The pessimistic tone surrounding "AI disrupts everything" since February has been mainly driven by market concerns that viral AI intelligent agents such as Claude and OpenClaw (formerly known as Clawdbot, Moltbot) could weaken the entire software empire that relies on the subscription revenue model based on SaaS placements. This sell-off quickly spread to insurance, real estate, truck transportation, and any other industry that seemed to be operating on a placement revenue or labor-intensive business model - the market believed that these industries could be completely disrupted by AI.
The selling pressure led by the "Anthropic storm" intensified last week when Anthropic launched the Claude Code Security - an AI-driven network security vulnerability scanner. This tool caused cybersecurity companies including CrowdStrike, Cloudflare, and Okta to plummet 8% to 10% in a single trading day. This week, after Anthropic claimed that its Claude Code tool could help enterprises achieve low-threshold automation of IBM systems in traditional programming languages under AI agent drive, IBM experienced its most severe single-day stock price decline in over 25 years.
As global investors, including hedge funds and retail investors, actively seek safe havens to weather the storm of the "AI disrupts everything" sell-off, the long-term safe-haven attributes and significantly lower trading levels compared to gold make the US Treasury market a key choice for them.
Some investors and professional traders point out that the US five-year Treasury bond has recently performed well, reflecting traders' increasing consideration of a risk: the rapid development of AI could disrupt the job market over the next few years and significantly lower consumer prices. Speculations about the disruptive impact of AI leading to unprecedented job cuts in the labor market have prompted traders to further bet that the Fed will continue to cut rates significantly next year rather than turn to hikes.
Moreover, US Treasuries remain the core asset with the deepest liquidity, largest capacity, and strongest collateral attributes in the global "hierarchy of safe assets." Despite market concerns about the Trump administration's expanding budget deficit, US debt outlook, and the narrative of "selling America", hard data does not show global capital abandoning US Treasury securities: TIC data cited by the media show that foreign private sectors will still net buy over $440 billion in US Treasury bonds in 2025, and in 2025, US stocks and bonds together attracted a record $1.55 trillion in overseas net inflows. This means that while the market may question the US, significant amounts of money continue to flow into US Treasuries, considering them the most reliable and scalable ultimate parking lot for large-scale safe-haven demand.

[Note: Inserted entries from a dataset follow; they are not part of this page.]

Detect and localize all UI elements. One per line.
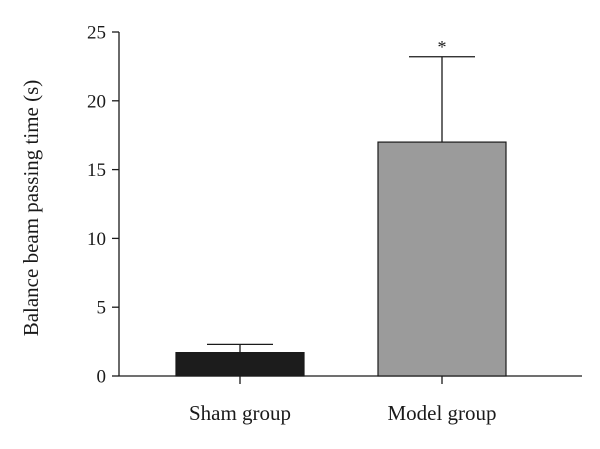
bar-model-group bbox=[377, 141, 507, 377]
y-tick-label: 20 bbox=[87, 91, 106, 112]
y-tick-label: 0 bbox=[97, 367, 107, 388]
y-axis-title: Balance beam passing time (s) bbox=[19, 80, 43, 337]
x-axis bbox=[119, 375, 582, 384]
y-tick-label: 10 bbox=[87, 229, 106, 250]
y-axis: 0 5 10 15 20 25 bbox=[87, 23, 120, 388]
error-bars bbox=[207, 56, 475, 353]
y-tick-label: 5 bbox=[97, 298, 107, 319]
labels: Sham group Model group * bbox=[189, 37, 497, 425]
significance-marker: * bbox=[438, 37, 447, 57]
x-tick-label: Model group bbox=[387, 401, 496, 425]
y-tick-label: 25 bbox=[87, 23, 106, 44]
y-tick-label: 15 bbox=[87, 160, 106, 181]
bar-sham-group bbox=[175, 352, 305, 377]
bars bbox=[175, 141, 507, 377]
x-tick-label: Sham group bbox=[189, 401, 291, 425]
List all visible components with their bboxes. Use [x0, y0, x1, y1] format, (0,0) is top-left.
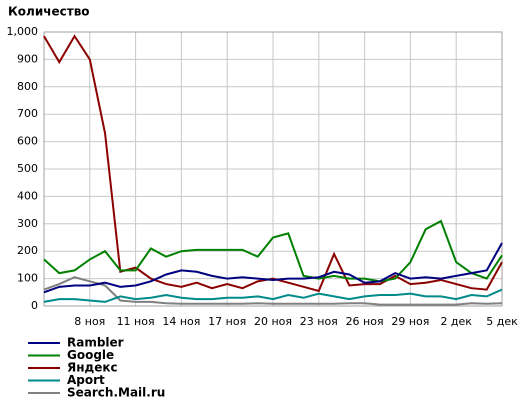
x-tick-label: 5 дек [486, 315, 518, 328]
series-line [43, 219, 503, 283]
y-tick-label: 100 [17, 272, 38, 285]
x-tick-label: 8 ноя [74, 315, 105, 328]
legend-label: Rambler [67, 336, 124, 350]
y-tick-label: 500 [17, 162, 38, 175]
x-tick-label: 17 ноя [208, 315, 246, 328]
y-tick-label: 900 [17, 52, 38, 65]
series-line [43, 276, 503, 306]
y-tick-label: 600 [17, 135, 38, 148]
series-line [43, 288, 503, 303]
y-tick-label: 800 [17, 80, 38, 93]
x-tick-label: 11 ноя [117, 315, 155, 328]
y-tick-label: 200 [17, 244, 38, 257]
series-line [43, 242, 503, 294]
legend-label: Search.Mail.ru [67, 386, 165, 400]
y-tick-label: 400 [17, 189, 38, 202]
chart-title: Количество [8, 5, 90, 19]
plot-border [43, 31, 503, 307]
y-tick-label: 1,000 [7, 25, 39, 38]
y-tick-label: 300 [17, 217, 38, 230]
y-tick-label: 0 [31, 299, 38, 312]
x-tick-label: 29 ноя [391, 315, 429, 328]
legend-label: Google [67, 348, 114, 362]
x-tick-label: 2 дек [440, 315, 472, 328]
x-tick-label: 23 ноя [300, 315, 338, 328]
legend-label: Яндекс [67, 361, 118, 375]
x-tick-label: 26 ноя [346, 315, 384, 328]
series-line [43, 34, 503, 293]
y-tick-label: 700 [17, 107, 38, 120]
x-tick-label: 20 ноя [254, 315, 292, 328]
x-tick-label: 14 ноя [162, 315, 200, 328]
legend-label: Aport [67, 373, 105, 387]
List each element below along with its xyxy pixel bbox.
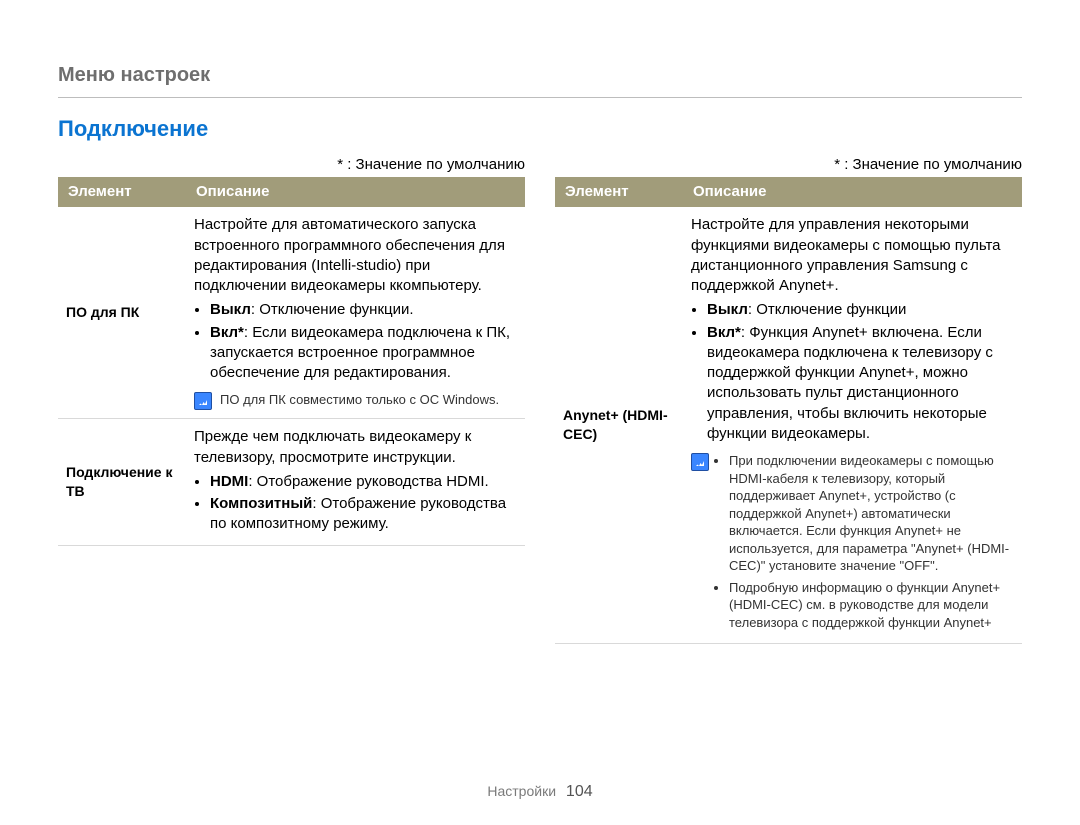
list-item: Композитный: Отображение руководства по …	[210, 494, 517, 535]
row-element-label: Anynet+ (HDMI-CEC)	[555, 207, 683, 644]
row-element-label: Подключение к ТВ	[58, 419, 186, 545]
option-list: Выкл: Отключение функции. Вкл*: Если вид…	[194, 300, 517, 383]
row-description: Настройте для автоматического запуска вс…	[186, 207, 525, 419]
desc-intro: Настройте для автоматического запуска вс…	[194, 216, 505, 294]
default-note-left: * : Значение по умолчанию	[58, 156, 525, 173]
desc-intro: Прежде чем подключать видеокамеру к теле…	[194, 428, 471, 465]
header-description: Описание	[683, 177, 1022, 207]
row-description: Прежде чем подключать видеокамеру к теле…	[186, 419, 525, 545]
row-description: Настройте для управления некоторыми функ…	[683, 207, 1022, 644]
table-row: Подключение к ТВ Прежде чем подключать в…	[58, 419, 525, 545]
default-note-right: * : Значение по умолчанию	[555, 156, 1022, 173]
list-item: Вкл*: Функция Anynet+ включена. Если вид…	[707, 323, 1014, 445]
note-text: Подробную информацию о функции Anynet+ (…	[729, 579, 1014, 632]
header-description: Описание	[186, 177, 525, 207]
note-icon	[691, 453, 709, 471]
divider	[58, 97, 1022, 98]
option-list: HDMI: Отображение руководства HDMI. Комп…	[194, 472, 517, 535]
page-number: 104	[566, 783, 593, 800]
note-box: При подключении видеокамеры с помощью HD…	[691, 452, 1014, 635]
settings-table-left: Элемент Описание ПО для ПК Настройте для…	[58, 177, 525, 546]
note-box: ПО для ПК совместимо только с ОС Windows…	[194, 391, 517, 410]
footer-section: Настройки	[487, 783, 556, 799]
desc-intro: Настройте для управления некоторыми функ…	[691, 216, 1001, 294]
header-element: Элемент	[58, 177, 186, 207]
header-element: Элемент	[555, 177, 683, 207]
list-item: Выкл: Отключение функции.	[210, 300, 517, 320]
breadcrumb: Меню настроек	[58, 64, 1022, 87]
page: Меню настроек Подключение * : Значение п…	[0, 0, 1080, 825]
right-column: * : Значение по умолчанию Элемент Описан…	[555, 156, 1022, 644]
section-title: Подключение	[58, 116, 1022, 142]
table-row: Anynet+ (HDMI-CEC) Настройте для управле…	[555, 207, 1022, 644]
row-element-label: ПО для ПК	[58, 207, 186, 419]
settings-table-right: Элемент Описание Anynet+ (HDMI-CEC) Наст…	[555, 177, 1022, 644]
list-item: Вкл*: Если видеокамера подключена к ПК, …	[210, 323, 517, 384]
note-text: ПО для ПК совместимо только с ОС Windows…	[220, 391, 499, 409]
table-header-row: Элемент Описание	[555, 177, 1022, 207]
page-footer: Настройки 104	[0, 783, 1080, 801]
list-item: Выкл: Отключение функции	[707, 300, 1014, 320]
list-item: HDMI: Отображение руководства HDMI.	[210, 472, 517, 492]
table-row: ПО для ПК Настройте для автоматического …	[58, 207, 525, 419]
left-column: * : Значение по умолчанию Элемент Описан…	[58, 156, 525, 644]
note-text: При подключении видеокамеры с помощью HD…	[729, 452, 1014, 575]
note-list: При подключении видеокамеры с помощью HD…	[717, 452, 1014, 635]
note-icon	[194, 392, 212, 410]
option-list: Выкл: Отключение функции Вкл*: Функция A…	[691, 300, 1014, 444]
content-columns: * : Значение по умолчанию Элемент Описан…	[58, 156, 1022, 644]
table-header-row: Элемент Описание	[58, 177, 525, 207]
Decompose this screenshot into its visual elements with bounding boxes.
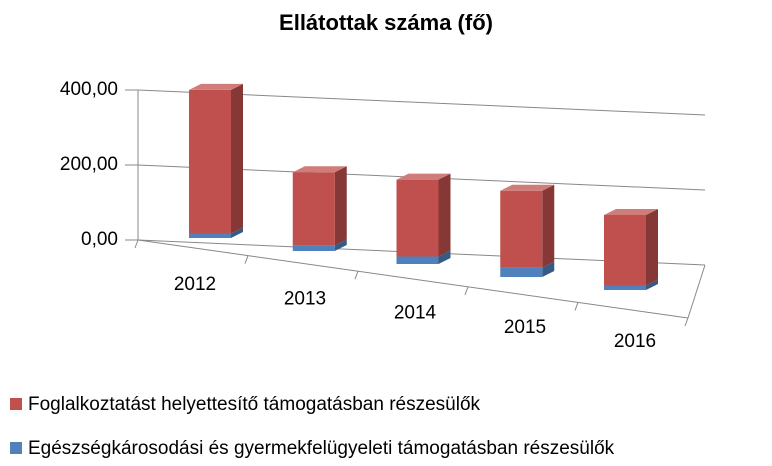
- y-tick-label: 0,00: [81, 229, 118, 250]
- bar-side: [334, 166, 347, 246]
- bar-side: [438, 173, 451, 257]
- x-tick-label: 2016: [614, 331, 656, 352]
- bar-side: [646, 209, 658, 286]
- x-tick: [464, 286, 469, 295]
- bar-side: [231, 227, 243, 238]
- bar-top: [604, 209, 658, 215]
- bar: [292, 245, 335, 251]
- floor-edge: [137, 239, 689, 319]
- y-tick-label: 400,00: [60, 79, 118, 100]
- x-tick-label: 2012: [174, 274, 216, 295]
- bar-side: [542, 184, 555, 268]
- legend-label: Egészségkárosodási és gyermekfelügyeleti…: [28, 438, 615, 459]
- x-tick: [354, 271, 359, 280]
- bar-top: [189, 83, 243, 90]
- bar-top: [396, 173, 451, 180]
- bar-side: [334, 239, 347, 251]
- x-tick: [684, 317, 689, 327]
- y-tick-label: 200,00: [60, 154, 118, 175]
- bar-side: [231, 83, 243, 234]
- bar: [189, 89, 231, 234]
- bar: [604, 215, 646, 286]
- chart-title: Ellátottak száma (fő): [279, 10, 493, 35]
- bar: [396, 256, 439, 264]
- bar: [189, 233, 231, 238]
- floor-edge: [687, 264, 706, 319]
- x-tick-label: 2015: [504, 317, 546, 338]
- bar: [292, 172, 335, 246]
- x-tick: [574, 302, 579, 311]
- x-tick-label: 2013: [284, 288, 326, 309]
- legend-swatch: [10, 442, 22, 454]
- bar-top: [292, 166, 347, 173]
- bar-side: [542, 261, 555, 277]
- bar-side: [438, 250, 451, 264]
- x-tick: [244, 255, 249, 264]
- x-tick-label: 2014: [394, 303, 437, 324]
- legend-swatch: [10, 398, 22, 410]
- bar: [500, 190, 543, 268]
- bar-top: [500, 184, 555, 191]
- bar: [396, 179, 439, 257]
- x-tick: [134, 239, 139, 249]
- bar: [500, 267, 543, 277]
- bar: [604, 285, 646, 290]
- bar-side: [646, 279, 658, 290]
- legend-label: Foglalkoztatást helyettesítő támogatásba…: [28, 394, 481, 415]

Even though the market sentiment remains bullish, some investors lean towards underweighting US Treasuries amidst the macro backdrop of the continuing expansion of the Trump administration's budget deficit. And with their pricing of the Fed holding rates steady for the majority of the year, they want to see clear signals of economic weakness leading to Fed rate cuts before confirming this strong upward trajectory as the real path.
Jack McIntyre, portfolio manager at Brandywine Global Investment Management, mentioned, "If I were asked to buy here, I need to see something meaningful." This would come down to "more clear signals from economic data, proving that the US labor market is continuing to weaken due to the major layoffs caused by AI." Currently, we "still believe that US Treasuries will remain range-bound in the long term".